George Girard fut visiblement décontenancé lorsque Du Cheng posa cette question à ce moment précis, et son expression trahit une légère surprise.

Le sourire de Du Cheng s'effaça soudainement, et il dit à George Girard avec une grande certitude : « Laissez-moi vous dire clairement, si vous me tuez, votre société Burr Electronics Technology peut attendre tranquillement la faillite. »

Après que Du Cheng eut dit cela, George Girard hésita un instant.

Dotée de compétences surhumaines et de liens avec Gu Sixin et Li Enhui, l'un des créateurs français les plus renommés, il lui est impossible d'être une personne ordinaire.

Cependant, George Girard n'était pas un enfant et ne se laissa pas facilement intimider par les paroles de Du Cheng. Au contraire, il déclara sans ambages

: «

Je te donne une chance. Si tu parviens vraiment à me trouver une identité capable de me faire peur, je l'accepterai. Sinon, je te prendrai encore une chose.

»

« Ah bon ? Alors je crains que vous n'ayez vraiment à accepter votre sort cette fois-ci… » dit Du Cheng en fouillant dans la poche intérieure de sa veste.

En observant Du Cheng, Georges Girard se sentit mal à l'aise, car il ignorait ce que Du Cheng portait sur lui. Cependant, au moment où il allait l'arrêter, le jeune Français à côté de lui affirma avec certitude

: «

Il ne porte pas d'arme.

»

Le jeune homme connaissait manifestement très bien les armes à feu et, surtout, il avait une confiance absolue en son adresse au tir. Quel que soit le fusil que Du Cheng sortirait, il était certain de pouvoir le mettre à terre en un instant.

Cette simple phrase suffisait à George Girard : tant qu'il n'y avait pas d'arme à feu, George Girard ne craignait rien de ce que Du Cheng pourrait sortir.

Du Cheng n'était pas pressé, mais il entendit les paroles du jeune Français armé de deux pistolets. Un léger sourire se dessina peu à peu sur son visage. Il n'y avait effectivement pas d'armes dans les poches de son manteau, mais il y avait autre chose.

« M’avez-vous bien entendu ? »

Du Cheng retira lentement sa main de sa robe, sa voix devenant soudain plus séductrice, et il dit lentement, mot après mot : « Ma... véritable... identité est... »

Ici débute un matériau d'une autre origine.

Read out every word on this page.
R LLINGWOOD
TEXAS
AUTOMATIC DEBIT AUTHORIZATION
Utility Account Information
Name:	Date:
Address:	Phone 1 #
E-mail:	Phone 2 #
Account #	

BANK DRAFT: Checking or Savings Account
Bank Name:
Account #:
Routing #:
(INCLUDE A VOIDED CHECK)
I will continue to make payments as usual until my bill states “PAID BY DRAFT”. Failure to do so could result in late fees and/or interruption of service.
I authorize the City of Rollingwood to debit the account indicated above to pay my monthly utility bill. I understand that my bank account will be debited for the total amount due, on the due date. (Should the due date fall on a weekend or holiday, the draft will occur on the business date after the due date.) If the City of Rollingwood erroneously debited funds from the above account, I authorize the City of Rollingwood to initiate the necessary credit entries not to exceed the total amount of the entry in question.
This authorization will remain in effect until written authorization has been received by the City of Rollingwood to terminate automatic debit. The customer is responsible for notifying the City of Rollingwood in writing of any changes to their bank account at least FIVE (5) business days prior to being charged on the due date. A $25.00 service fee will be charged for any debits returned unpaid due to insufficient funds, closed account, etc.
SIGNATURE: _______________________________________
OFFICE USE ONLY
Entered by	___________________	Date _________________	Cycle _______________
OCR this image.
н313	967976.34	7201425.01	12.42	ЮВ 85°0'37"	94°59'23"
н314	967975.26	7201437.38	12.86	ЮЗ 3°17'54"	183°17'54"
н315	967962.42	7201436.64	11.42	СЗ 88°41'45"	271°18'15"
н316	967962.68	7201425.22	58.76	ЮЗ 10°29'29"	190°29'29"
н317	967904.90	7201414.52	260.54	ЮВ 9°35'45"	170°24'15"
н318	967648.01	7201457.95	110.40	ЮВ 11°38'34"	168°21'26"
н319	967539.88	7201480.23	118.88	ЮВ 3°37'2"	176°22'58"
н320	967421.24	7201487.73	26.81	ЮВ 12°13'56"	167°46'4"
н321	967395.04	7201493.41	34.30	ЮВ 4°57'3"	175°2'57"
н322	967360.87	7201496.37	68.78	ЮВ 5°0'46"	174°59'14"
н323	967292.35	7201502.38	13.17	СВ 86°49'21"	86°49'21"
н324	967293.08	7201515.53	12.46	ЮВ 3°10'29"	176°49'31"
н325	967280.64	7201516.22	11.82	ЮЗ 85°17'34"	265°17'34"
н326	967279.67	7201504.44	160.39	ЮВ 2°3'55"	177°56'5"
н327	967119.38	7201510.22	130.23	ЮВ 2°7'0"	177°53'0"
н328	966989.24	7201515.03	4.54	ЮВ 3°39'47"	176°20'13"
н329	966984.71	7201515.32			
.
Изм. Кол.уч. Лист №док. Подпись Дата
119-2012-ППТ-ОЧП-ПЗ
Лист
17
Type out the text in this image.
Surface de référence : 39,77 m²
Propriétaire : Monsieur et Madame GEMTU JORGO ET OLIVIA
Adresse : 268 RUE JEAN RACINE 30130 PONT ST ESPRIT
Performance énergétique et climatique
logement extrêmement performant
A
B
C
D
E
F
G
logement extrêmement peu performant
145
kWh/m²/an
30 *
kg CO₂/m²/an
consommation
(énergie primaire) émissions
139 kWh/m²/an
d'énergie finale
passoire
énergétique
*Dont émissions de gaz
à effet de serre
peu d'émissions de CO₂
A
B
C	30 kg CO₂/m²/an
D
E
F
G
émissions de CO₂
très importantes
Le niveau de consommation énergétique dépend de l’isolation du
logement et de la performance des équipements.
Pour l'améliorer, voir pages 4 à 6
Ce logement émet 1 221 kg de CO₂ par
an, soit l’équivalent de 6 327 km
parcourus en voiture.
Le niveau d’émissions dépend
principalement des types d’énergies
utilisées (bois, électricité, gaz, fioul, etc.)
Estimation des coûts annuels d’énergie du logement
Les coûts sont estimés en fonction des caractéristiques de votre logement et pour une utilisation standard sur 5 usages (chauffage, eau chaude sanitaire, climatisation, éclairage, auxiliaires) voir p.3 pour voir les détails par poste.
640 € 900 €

Tandis que Du Cheng parlait et faisait ses gestes, Georges Girard et le jeune Français eurent soudain l'impression que le temps s'était figé, et un léger vide apparut dans leurs yeux.

À ce moment précis, le jeune Français comprit soudain que quelque chose clochait. Simultanément, un profond sentiment de crise l'envahit.

Mais lorsqu'il se réveilla brusquement, il était trop tard, car un éclat froid fonça droit sur sa poitrine. C'était si rapide qu'il ne put qu'une chose

: esquiver.

Le jeune Français esquiva de justesse, mais le couteau fut encore plus rapide. Il ressentit une douleur aiguë à l'épaule droite, comme si ses os avaient été transpercés, et fut projeté contre la portière de la voiture, à moins d'un mètre derrière lui, sous la violence du choc.

C'est Du Cheng qui a fait le premier pas, et le couteau était celui qu'il avait auparavant dérobé à un autre homme d'âge mûr vêtu de noir. À l'époque, Du Cheng ne le gardait sur lui qu'en cas d'urgence, mais il ne s'attendait pas à ce qu'il lui soit utile si tôt.

Ce qu'il venait de dire n'avait pas pour but de révéler sa véritable identité à l'autre partie, mais plutôt d'amener Georges Girard et la jeunesse française pas à pas dans un piège qu'il avait tendu, et ce piège était… l'hypnose psychologique.

C'était un domaine que Du Cheng venait tout juste de découvrir cet après-midi-là. L'interrogatoire précédent lui avait donné cette idée. Tant que l'hypnose était possible, à moins de tomber sur une personne dotée d'une volonté de fer, il lui serait sans aucun doute très facile de découvrir ce qu'elle désirait.

De retour dans sa chambre, Du Cheng, avec l'aide de Xin'er, se mit aussitôt à étudier cet art. Grâce à sa vitesse d'apprentissage fulgurante, en à peine plus de deux heures, s'il ne devint pas un maître hypnotiseur, il maîtrisa assurément l'hypnose ordinaire.

Le résultat fut sans aucun doute très satisfaisant. Dès que Du Cheng changea de voix, Georges Girard et le jeune Français armé de deux pistolets étaient déjà sous son emprise. Bien que le jeune Français ait rapidement repris ses esprits, ce léger moment d'inattention suffit à Du Cheng pour passer à l'action.

Le choc violent ramena George Girard à la raison, mais lorsqu'il reprit ses esprits, Du Cheng se tenait déjà juste devant lui.